Saint-Martin fut un de ces esprits qui ressentirent le plus profondément l’incohérence et le vide de l’enseignement philosophique et rationnel, tel que l’avaient fait les philosophes Cartésiens et Malebranchistes des siècles derniers. Les efforts qu’il fit pour sortir de cette voie et rentrer dans la voie traditionnelle des vérités primitives, sont dignes de l’étude de tous les penseurs. C'est donc un service que M. Moreau, le traducteur des[page 194] Confessions et de la Cité de Dieu, de saint Augustin, a rendu aux hommes qui veulent étudier la marche de la polémique religieuse vers la fin du siècle dernier. M. Moreau ne se borne pas à reproduire et à faire connaître le théosophe ; il l’explique et au besoin le corrige. Voici un passage qui est tout à fait de circonstance puisqu’il traite la grande question de savoir si l’homme seul est susceptible d’acquérir la connaissance philosophique, comme le prétendent les professeurs de philosophie même catholiques.

« Je n’exige pas d’un libre penseur qu’il attelle son indépendance au joug de l’Écriture; mais j’ai le droit d’exiger qu’il substitue autre chose que des rêves métaphysiques aux dépositions de ce témoin antique de toutes les origines. Il est loisible à Voltaire de se moquer de la Bible, mais il n’est pas permis à Condorcet de la passer sous silence. »

» Quoi de plus téméraire, en effet, que ces essais de restitution des temps anté-historiques, fondés sur le bon plaisir de l’esprit particulier ? Condorcet nous dit encore avec le même sang-froid : « L'invention de l’arc avait été l’ouvrage d’un homme de génie ; la formation d’une langue fut celui de la société entière...(Note 1: [Esquisse d’une table historique des progrès de l’esprit humain. In- 18, p. 20] » Il disait un peu plus haut : « Des hommes de génie, des bienfaiteurs éternels de l’humanité, dont le nom, dont la patrie même, sont pour jamais ensevelis dans l’oubli, observèrent que tous les mots d’une langue n’étaient que les combinaisons d’une quantité très limitée d’articulations premières.
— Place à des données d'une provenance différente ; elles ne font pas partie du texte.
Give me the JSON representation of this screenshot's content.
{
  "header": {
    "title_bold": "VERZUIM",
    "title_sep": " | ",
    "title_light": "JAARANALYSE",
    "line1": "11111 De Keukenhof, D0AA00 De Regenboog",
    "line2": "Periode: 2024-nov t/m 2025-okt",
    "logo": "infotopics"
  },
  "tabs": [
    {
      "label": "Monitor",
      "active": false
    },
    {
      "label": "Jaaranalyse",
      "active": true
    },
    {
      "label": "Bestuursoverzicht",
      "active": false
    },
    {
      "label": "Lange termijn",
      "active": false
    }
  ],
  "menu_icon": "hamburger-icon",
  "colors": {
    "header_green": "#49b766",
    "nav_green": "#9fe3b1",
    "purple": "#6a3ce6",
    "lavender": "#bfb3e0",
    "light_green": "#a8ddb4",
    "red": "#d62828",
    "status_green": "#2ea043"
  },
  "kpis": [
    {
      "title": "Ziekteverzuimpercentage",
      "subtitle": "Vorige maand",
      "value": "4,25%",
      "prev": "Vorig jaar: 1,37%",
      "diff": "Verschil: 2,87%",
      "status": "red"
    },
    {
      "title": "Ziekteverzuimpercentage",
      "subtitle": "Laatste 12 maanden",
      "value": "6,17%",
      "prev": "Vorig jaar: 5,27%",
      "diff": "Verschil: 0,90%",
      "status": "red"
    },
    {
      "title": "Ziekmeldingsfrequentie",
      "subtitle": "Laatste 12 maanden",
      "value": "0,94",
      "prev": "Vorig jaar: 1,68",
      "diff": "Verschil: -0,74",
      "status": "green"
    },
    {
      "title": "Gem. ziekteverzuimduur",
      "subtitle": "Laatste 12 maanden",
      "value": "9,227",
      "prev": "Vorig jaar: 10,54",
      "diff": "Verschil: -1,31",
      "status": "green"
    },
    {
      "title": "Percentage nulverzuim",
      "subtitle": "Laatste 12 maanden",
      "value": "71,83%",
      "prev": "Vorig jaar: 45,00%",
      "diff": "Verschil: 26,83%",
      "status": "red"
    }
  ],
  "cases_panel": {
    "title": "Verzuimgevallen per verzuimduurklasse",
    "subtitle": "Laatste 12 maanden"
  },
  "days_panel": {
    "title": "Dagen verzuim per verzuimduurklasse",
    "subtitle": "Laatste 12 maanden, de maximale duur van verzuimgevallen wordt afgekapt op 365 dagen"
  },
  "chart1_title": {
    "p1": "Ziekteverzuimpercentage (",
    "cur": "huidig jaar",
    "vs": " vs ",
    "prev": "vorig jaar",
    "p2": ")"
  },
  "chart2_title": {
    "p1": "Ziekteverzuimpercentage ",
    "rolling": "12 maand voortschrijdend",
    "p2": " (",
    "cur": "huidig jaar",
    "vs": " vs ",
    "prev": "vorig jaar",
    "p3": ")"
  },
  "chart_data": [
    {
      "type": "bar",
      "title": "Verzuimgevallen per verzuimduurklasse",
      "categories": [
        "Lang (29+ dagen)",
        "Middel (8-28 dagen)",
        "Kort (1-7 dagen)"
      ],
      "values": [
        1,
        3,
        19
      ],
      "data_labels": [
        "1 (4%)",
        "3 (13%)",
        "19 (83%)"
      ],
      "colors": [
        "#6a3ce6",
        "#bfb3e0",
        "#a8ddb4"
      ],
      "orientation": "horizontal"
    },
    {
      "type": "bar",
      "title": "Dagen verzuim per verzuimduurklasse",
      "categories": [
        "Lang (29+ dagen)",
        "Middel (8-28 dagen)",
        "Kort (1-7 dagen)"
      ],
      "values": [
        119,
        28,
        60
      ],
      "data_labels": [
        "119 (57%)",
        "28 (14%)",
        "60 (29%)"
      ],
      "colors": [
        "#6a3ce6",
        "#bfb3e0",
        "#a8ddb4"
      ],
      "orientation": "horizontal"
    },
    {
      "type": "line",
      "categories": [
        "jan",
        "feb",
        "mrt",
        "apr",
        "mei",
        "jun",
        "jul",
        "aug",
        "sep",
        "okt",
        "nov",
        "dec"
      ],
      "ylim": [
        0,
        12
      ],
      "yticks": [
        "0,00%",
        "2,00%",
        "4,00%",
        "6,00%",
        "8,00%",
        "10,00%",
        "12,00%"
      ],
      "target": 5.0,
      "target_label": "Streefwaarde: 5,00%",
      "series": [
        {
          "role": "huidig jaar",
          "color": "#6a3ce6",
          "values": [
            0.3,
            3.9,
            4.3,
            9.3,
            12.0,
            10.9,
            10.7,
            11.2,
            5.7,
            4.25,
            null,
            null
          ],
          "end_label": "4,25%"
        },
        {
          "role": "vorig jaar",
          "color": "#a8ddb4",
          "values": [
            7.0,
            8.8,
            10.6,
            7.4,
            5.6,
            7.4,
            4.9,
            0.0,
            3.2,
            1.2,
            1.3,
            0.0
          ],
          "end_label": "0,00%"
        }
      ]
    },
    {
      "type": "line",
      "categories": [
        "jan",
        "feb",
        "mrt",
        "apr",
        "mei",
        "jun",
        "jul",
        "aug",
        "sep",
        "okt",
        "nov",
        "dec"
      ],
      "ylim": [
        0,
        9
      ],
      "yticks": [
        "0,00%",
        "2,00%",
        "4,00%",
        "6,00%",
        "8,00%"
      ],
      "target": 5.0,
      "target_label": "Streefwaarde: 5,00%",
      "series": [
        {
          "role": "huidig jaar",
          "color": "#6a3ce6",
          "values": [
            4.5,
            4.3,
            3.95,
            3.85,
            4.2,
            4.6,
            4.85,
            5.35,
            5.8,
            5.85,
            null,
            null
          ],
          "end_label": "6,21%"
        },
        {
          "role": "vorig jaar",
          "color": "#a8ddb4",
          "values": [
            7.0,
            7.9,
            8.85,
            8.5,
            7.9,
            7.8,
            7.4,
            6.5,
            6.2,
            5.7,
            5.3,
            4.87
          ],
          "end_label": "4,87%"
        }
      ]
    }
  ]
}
Ils imaginèrent de désigner par des signes visibles non les idées ou les mots qui y répondent, mais ces éléments simples dont les mois sont composés. »

« A merveille. Mais d’abord comment peut-il rendre un compte si précis des procédés logiques employés par ces hommes de génie dont il ne sait ni le nom, ni la patrie, ni le siècle où ils ont vécu ? Et puis, s’il fait honneur de l’invention du langage à la société entière, où est la raison de ne pas accorder aussi à la société entière l’invention de l’écriture ? Ou bien, pourquoi ne pas attribuer la découverte de l’écriture à tous, et celle du langage à quelques-uns ? L'une de ces suppositions n’est ni plus ni moins aventureuse que l’autre. Mais ce que je ne puis assez admirer, c’est qu’en posant toujours comme point de départ l’état sauvage, l’on rattache aux temps voisins de ce triste berceau de l’humanité d’incomparables inventions et telles que les civilisations les plus florissantes n’en ont jamais su produire de semblable : l’invention de l’écriture, celle du langage et l’institution de la société civile. Car, selon la philosophie du dernier siècle, la société elle-même repose de temps immémorial sur une convention qui [195] impliquerait dans les hommes grossiers, jouets de leurs passions et de leurs appétits, une singulière prévoyance et une métaphysique politique fort déliée, puisque, aux termes de l’hypothèse, cette convention aurait stipulé l’aliénation d’une certaine portion de la force et de l’indépendance personnelle au profit d’un pouvoir public et d’une liberté générale. La contradiction est évidente (Note 2 : [Helvétius trouvait le principe de l’ordre social dans les besoins et la prévoyance naturels à l’homme : hypothèse parfaitement réfutée par l’état constant d’imprévoyance et de misère des véritables sauvages.]). Et toutefois les meilleurs esprits y sont tombés, le penseur comme le déclamateur, Montesquieu comme Rousseau. Car Montesquieu lui-même va chercher aussi dans les forêts l’homme naturel, l’homme antérieur à rétablissement des sociétés. C’est qu’en définitive il s'agissait moins de donner au problème des origines une solution véritable que d’en exclure les solutions admises ; il s’agissait moins d’établir solidement l’éducation progressive de l’homme par lui-même que d’interdire à Dieu le souci des choses humaines. »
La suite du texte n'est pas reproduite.